Ms Powell said there was growing feeling against the incinerator in Hunstanton - which is around 20 miles from the proposed site.

'At first, people didn't realise it would affect Hunstanton, people thought it was a King's Lynn issue,' she said.

'Now more and more has come to light, people have realised it does affect them and it's a serious issue.'

Consultation over the planning application continues until August 3.

Campaigners have launched a bid to win a judicial review of the county council's decision to press ahead in the face of overwhelming opposition locally.
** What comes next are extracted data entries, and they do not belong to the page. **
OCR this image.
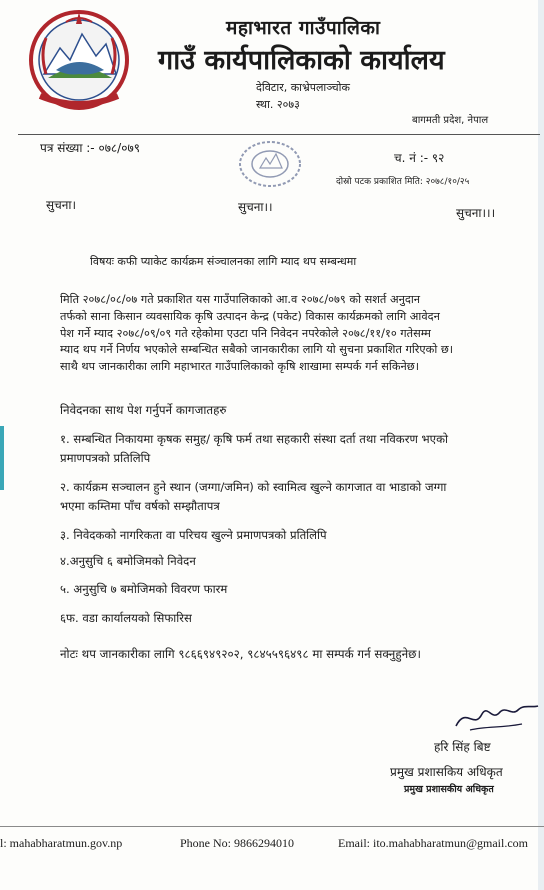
महाभारत गाउँपालिका
गाउँ कार्यपालिकाको कार्यालय
देविटार, काभ्रेपलाञ्चोक
स्था. २०७३
बागमती प्रदेश, नेपाल
पत्र संख्या :- ०७८/०७९
च. नं :- ९२
दोस्रो पटक प्रकाशित मिति: २०७८/१०/२५
सुचना।	सुचना।।	सुचना।।।
विषयः कफी प्याकेट कार्यक्रम संञ्चालनका लागि म्याद थप सम्बन्धमा
मिति २०७८/०८/०७ गते प्रकाशित यस गाउँपालिकाको आ.व २०७८/०७९ को सशर्त अनुदान
तर्फको साना किसान व्यवसायिक कृषि उत्पादन केन्द्र (पकेट) विकास कार्यक्रमको लागि आवेदन
पेश गर्ने म्याद २०७८/०९/०९ गते रहेकोमा एउटा पनि निवेदन नपरेकोले २०७८/११/१० गतेसम्म
म्याद थप गर्ने निर्णय भएकोले सम्बन्धित सबैको जानकारीका लागि यो सुचना प्रकाशित गरिएको छ।
साथै थप जानकारीका लागि महाभारत गाउँपालिकाको कृषि शाखामा सम्पर्क गर्न सकिनेछ।
निवेदनका साथ पेश गर्नुपर्ने कागजातहरु
१. सम्बन्धित निकायमा कृषक समुह/ कृषि फर्म तथा सहकारी संस्था दर्ता तथा नविकरण भएको
प्रमाणपत्रको प्रतिलिपि
२. कार्यक्रम सञ्चालन हुने स्थान (जग्गा/जमिन) को स्वामित्व खुल्ने कागजात वा भाडाको जग्गा
भएमा कम्तिमा पाँच वर्षको सम्झौतापत्र
३. निवेदकको नागरिकता वा परिचय खुल्ने प्रमाणपत्रको प्रतिलिपि
४.अनुसुचि ६ बमोजिमको निवेदन
५. अनुसुचि ७ बमोजिमको विवरण फारम
६फ. वडा कार्यालयको सिफारिस
नोटः थप जानकारीका लागि ९८६६९४९२०२, ९८४५५९६४९८ मा सम्पर्क गर्न सक्नुहुनेछ।
हरि सिंह बिष्ट
प्रमुख प्रशासकिय अधिकृत
प्रमुख प्रशासकीय अधिकृत
l: mahabharatmun.gov.np	Phone No: 9866294010	Email: ito.mahabharatmun@gmail.com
Their statement of claim says: 'A fair minded and informed observer would conclude that members of the cabinet unlawfully approached the decision of whether to award the contract to Cory Wheelabrator with closed minds, and acted unlawfully as mere delegates of the Conservative group.'

The county council says it has 'complete confidence' in the way the issue was handled.

But leaked minutes of a Conservative group meeting prior to a meeting where the county's ruling cabinet voted to award the contract to run the 'energy from waste' plant have sparked calls for an independent inquiry.

A fresh war of words has broken out over a letter from a UEA academic claiming that the financial case for the incinerator does not stack up.

Dr Chris Edwards wrote to councils claiming that the project would not save Norfolk money in the long-run.

His letter was followed by a response from county councillor Bill Borrett, which claimed the points Dr Edwards made were not new.